Starting from different input files¶
Files with multiple molecules¶
If you have input files describing multiple molecules, you can define molecules
by selecting all or a subset of them.
molecules:
t4-lysozyme:
filepath: input/t4-frames.pdb
select: 0
binders:
filepath: input/binders.mol2
antechamber:
charge_method: bcc
select: all
The example above pick the first structure in the t4-frames.pdb
file to define the t4-lysozyme
molecule, while
it reads all the molecules in the binders.mol2
file to generate the binders. In the latter case, YANK will generate
as many experiments as the number of molecules in binders.mol2
.
Note
Selecting mol2 and sdf files requires an installation of the OpenEye library.

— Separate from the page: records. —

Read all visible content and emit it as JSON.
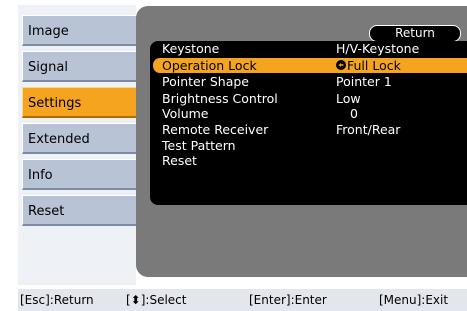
{
  "tabs": [
    {
      "label": "Image",
      "active": false
    },
    {
      "label": "Signal",
      "active": false
    },
    {
      "label": "Settings",
      "active": true
    },
    {
      "label": "Extended",
      "active": false
    },
    {
      "label": "Info",
      "active": false
    },
    {
      "label": "Reset",
      "active": false
    }
  ],
  "panel": {
    "return_label": "Return",
    "rows": [
      {
        "label": "Keystone",
        "value": "H/V-Keystone",
        "selected": false
      },
      {
        "label": "Operation Lock",
        "value": "Full Lock",
        "selected": true
      },
      {
        "label": "Pointer Shape",
        "value": "Pointer 1",
        "selected": false
      },
      {
        "label": "Brightness Control",
        "value": "Low",
        "selected": false
      },
      {
        "label": "Volume",
        "value": "0",
        "selected": false
      },
      {
        "label": "Remote Receiver",
        "value": "Front/Rear",
        "selected": false
      },
      {
        "label": "Test Pattern",
        "value": "",
        "selected": false
      },
      {
        "label": "Reset",
        "value": "",
        "selected": false
      }
    ]
  },
  "helpbar": {
    "esc": "[Esc]:Return",
    "select": "[⬍]:Select",
    "enter": "[Enter]:Enter",
    "menu": "[Menu]:Exit"
  },
  "colors": {
    "accent": "#f4a41e",
    "tab": "#b9c3d6",
    "panel": "#7a7a7a",
    "content": "#000000"
  },
  "icons": {
    "enter_mark": "enter-arrow-icon"
  }
}
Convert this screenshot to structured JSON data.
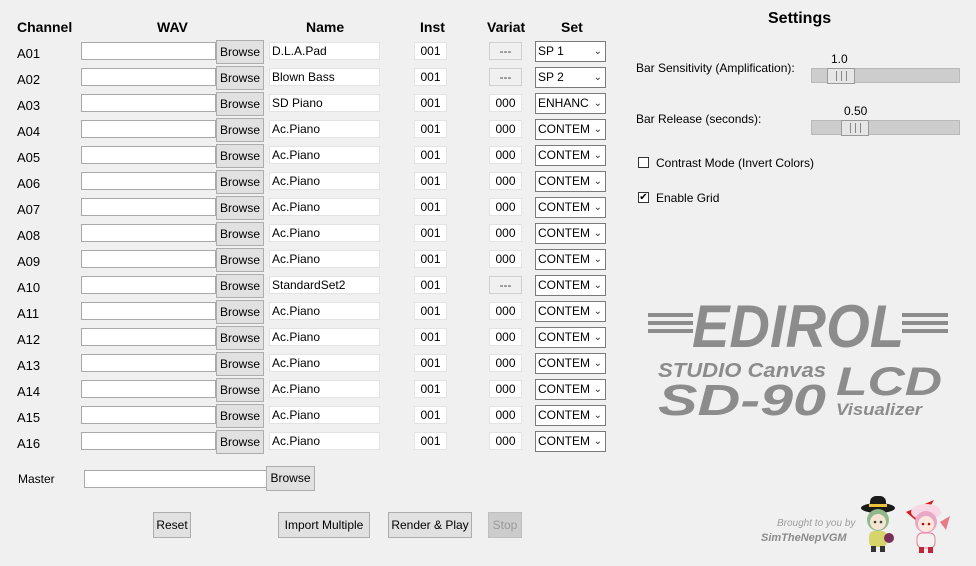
{
  "headers": {
    "channel": "Channel",
    "wav": "WAV",
    "name": "Name",
    "inst": "Inst",
    "variat": "Variat",
    "set": "Set"
  },
  "browse_label": "Browse",
  "rows": [
    {
      "channel": "A01",
      "name": "D.L.A.Pad",
      "inst": "001",
      "variat": "---",
      "set": "SP 1"
    },
    {
      "channel": "A02",
      "name": "Blown Bass",
      "inst": "001",
      "variat": "---",
      "set": "SP 2"
    },
    {
      "channel": "A03",
      "name": "SD Piano",
      "inst": "001",
      "variat": "000",
      "set": "ENHANC"
    },
    {
      "channel": "A04",
      "name": "Ac.Piano",
      "inst": "001",
      "variat": "000",
      "set": "CONTEM"
    },
    {
      "channel": "A05",
      "name": "Ac.Piano",
      "inst": "001",
      "variat": "000",
      "set": "CONTEM"
    },
    {
      "channel": "A06",
      "name": "Ac.Piano",
      "inst": "001",
      "variat": "000",
      "set": "CONTEM"
    },
    {
      "channel": "A07",
      "name": "Ac.Piano",
      "inst": "001",
      "variat": "000",
      "set": "CONTEM"
    },
    {
      "channel": "A08",
      "name": "Ac.Piano",
      "inst": "001",
      "variat": "000",
      "set": "CONTEM"
    },
    {
      "channel": "A09",
      "name": "Ac.Piano",
      "inst": "001",
      "variat": "000",
      "set": "CONTEM"
    },
    {
      "channel": "A10",
      "name": "StandardSet2",
      "inst": "001",
      "variat": "---",
      "set": "CONTEM"
    },
    {
      "channel": "A11",
      "name": "Ac.Piano",
      "inst": "001",
      "variat": "000",
      "set": "CONTEM"
    },
    {
      "channel": "A12",
      "name": "Ac.Piano",
      "inst": "001",
      "variat": "000",
      "set": "CONTEM"
    },
    {
      "channel": "A13",
      "name": "Ac.Piano",
      "inst": "001",
      "variat": "000",
      "set": "CONTEM"
    },
    {
      "channel": "A14",
      "name": "Ac.Piano",
      "inst": "001",
      "variat": "000",
      "set": "CONTEM"
    },
    {
      "channel": "A15",
      "name": "Ac.Piano",
      "inst": "001",
      "variat": "000",
      "set": "CONTEM"
    },
    {
      "channel": "A16",
      "name": "Ac.Piano",
      "inst": "001",
      "variat": "000",
      "set": "CONTEM"
    }
  ],
  "master": {
    "label": "Master",
    "browse": "Browse"
  },
  "buttons": {
    "reset": "Reset",
    "import": "Import Multiple",
    "render": "Render & Play",
    "stop": "Stop"
  },
  "settings": {
    "title": "Settings",
    "sensitivity": {
      "label": "Bar Sensitivity (Amplification):",
      "value": "1.0",
      "fraction": 0.12
    },
    "release": {
      "label": "Bar Release (seconds):",
      "value": "0.50",
      "fraction": 0.24
    },
    "contrast": {
      "label": "Contrast Mode (Invert Colors)",
      "checked": false
    },
    "grid": {
      "label": "Enable Grid",
      "checked": true
    }
  },
  "logo": {
    "brand": "EDIROL",
    "product1": "STUDIO Canvas",
    "product2": "SD-90",
    "lcd": "LCD",
    "visualizer": "Visualizer",
    "color": "#8c8c8c"
  },
  "credit": {
    "line1": "Brought to you by",
    "line2": "SimTheNepVGM"
  }
}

To select a subset of the structures in a single file you can do
molecules:
t4-lysozyme:
filepath: input/t4-frames.pdb
select: !Combinatorial [0, 1, 4, 5, 8]
SMILES¶
If you have OpenEye installed, then you can also generate small molecules from their SMILES representation.
molecules:
...
benzene:
smiles: c1ccccc1
openeye:
quacpac: am1-bcc
antechamber:
charge_method: null
binders:
filepath: input/L99A-binders.csv
openeye:
quacpac: am1-bcc
antechamber:
charge_method: null
select: all
systems:
t4-benzene:
receptor: t4-lysozyme
ligand: benzene
pack: yes
...
Here we define a benzene
molecules passing directly its SMILES representation to the smiles
keyword. It is also
possible to load a CSV file defining multiple SMILES molecule to generate combinatorial experiments. The charges for
these molecules are assigned using the OpenEye’s AM1-BCC charge scheme rather than antechamber.
Finally, note the pack: yes
keyword in the definition of the system. Since no coordinates are specified by the SMILES
representation, the molecule is placed somewhat randomly in the solvation box. Setting the pack
option brings receptor
and ligand close before generating the system with tleap. This is very helpful in explicit solvent since otherwise tleap
may generate a huge solvation box to include both molecules.
Extra directives for tleap¶
In special cases, you may want to add more directives for tleap. For example, you may want to use tleap to rename some
atoms that are not recognized by the force field you want to load. You can do so by creating a leaprc.renameatoms
including the directive to inject into the tleap script
addPdbAtomMap {
{ 1DH6 DH61 }
{ 2DH6 DH62 }
}
and then load it normally together with the leap parameters in the YAML file
molecules:
t4-lysozyme:
filepath: input/t4.pdb
leap:
parameters: [leaprc.renameatoms]
When the automatic pipeline won’t do¶
The easiest way to set up a free energy calculation in YANK is to use the automatic pipeline based on AmberTools, but sometimes that is not flexible enough. In this case, you can use any other program to generate parameter/coordinates files in Amber or Gromacs format or and XML representation of an OpenMM system.
solvents:
pme:
nonbonded_method: PME
nonbonded_cutoff: 11*angstroms
vacuum:
nonbonded_method: NoCutoff
systems:
t4-benzene:
phase1_path: [complex.top, complex.gro]
phase2_path: [solvent.top, solvent.gro]
ligand_dsl: resname MOL
solvent: pme
gromacs_include_dir: include/
hydration-system:
phase1_path: [solvent1.prmtop, solvent1.inpcrd]
phase2_path: [solvent2.prmtop, solvent2.inpcrd]
solvent1: pme
solvent2: vacuum
The t4-benzene
system now loads parameter/coordinates files in Gromacs format for the calculation of the ligand in
complex and in bulk. The ligand is identified by the ligand_dsl
MDTraj DSL selection string. Note that the solvent
must still be specified to indicate the long-range interactions treatment.
When ligand_dsl
is not specified, YANK alchemically modifies the whole solute, which is used in hydration-system
to perform a hydration free energy calculation.
Note
If your ligand/solute has a net charged and you’re using PME, your systems should contain enough ions to neutralizing. YANK will decouple them together with the system to maintain a neutral solvation box.